Ship wreck of the Lavinia Belle off Seguin Island – 1898
Ship wreck of the “Lavinia Belle” , June 19th, 1898
A 1842 two-masted 154 ton Schooner of Bangor, Maine, USA
Captain Olsen and five crew
Southeast coast of Seguin Island
Attempting to persist in night-time stormy weather, fighting high winds and growling seas, Captian Olsen had his worst fears come to life. “While 8 miles southwest of Seguin Island”, “Sunday morning of the 19th, Lavinia Belle rolled over on her beam side ends spilling her deck load of edging into the sea”.
As the sun rose, the fully waterlogged ship was afloat and adrift.
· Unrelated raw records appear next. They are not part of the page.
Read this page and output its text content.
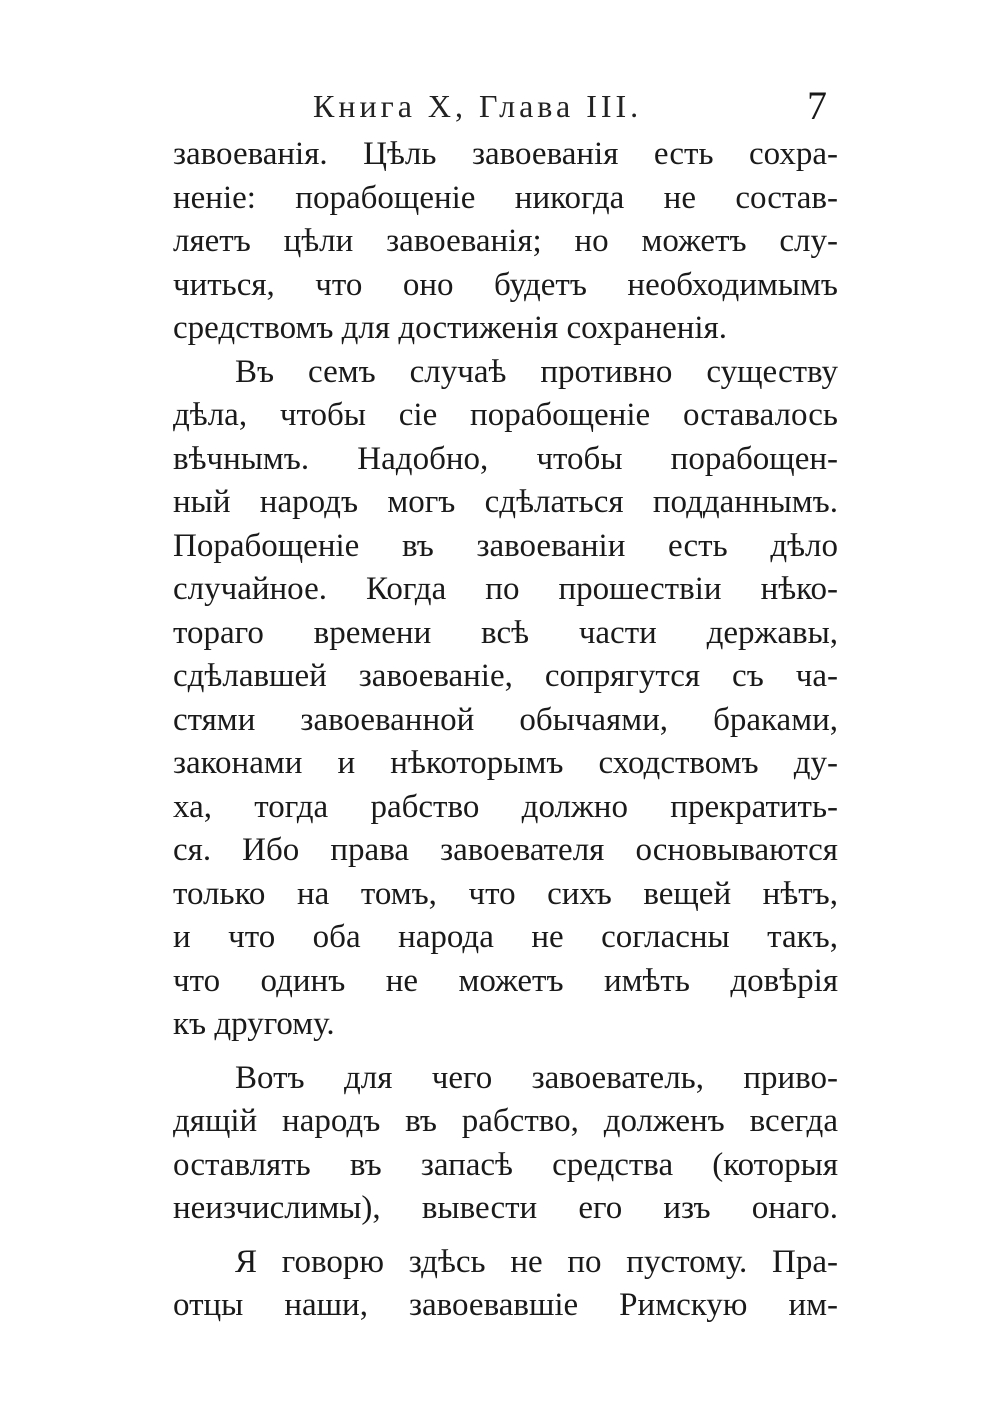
Книга X, Глава III.	7
завоеванія. Цѣль завоеванія есть сохра-
неніе: порабощеніе никогда не состав-
ляетъ цѣли завоеванія; но можетъ слу-
читься, что оно будетъ необходимымъ
средствомъ для достиженія сохраненія.
Въ семъ случаѣ противно существу
дѣла, чтобы сіе порабощеніе оставалось
вѣчнымъ. Надобно, чтобы порабощен-
ный народъ могъ сдѣлаться подданнымъ.
Порабощеніе въ завоеваніи есть дѣло
случайное. Когда по прошествіи нѣко-
тораго времени всѣ части державы,
сдѣлавшей завоеваніе, сопрягутся съ ча-
стями завоеванной обычаями, браками,
законами и нѣкоторымъ сходствомъ ду-
ха, тогда рабство должно прекратить-
ся. Ибо права завоевателя основываются
только на томъ, что сихъ вещей нѣтъ,
и что оба народа не согласны такъ,
что одинъ не можетъ имѣть довѣрія
къ другому.
Вотъ для чего завоеватель, приво-
дящій народъ въ рабство, долженъ всегда
оставлять въ запасѣ средства (которыя
неизчислимы), вывести его изъ онаго.
Я говорю здѣсь не по пустому. Пра-
отцы наши, завоевавшіе Римскую им-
After two hours of bobbing with swelling seas, the six sailors had a spot of luck whisk their way. The archives are not clear on who had the foresight, yet a crew member had dropped the yawl boat prior to capsizing. Still tied off to a submerged rail, the small craft had meandered close enough for boarding.
One bald oar, a handful of ambition and instinct guiding them, the shivering survivors washed ashore on Popham Beach. Due to the fact wooden cargo laden the deck and holds, the vessel washed ashore on the southeastern section of Seguin Island. Capt. Olsen enlisted Morse & Company to salvage the wreck. The tug “Adelia” was charged with the retrieval of the vessel and on the morning of June 20th the ruin arrived in Bath.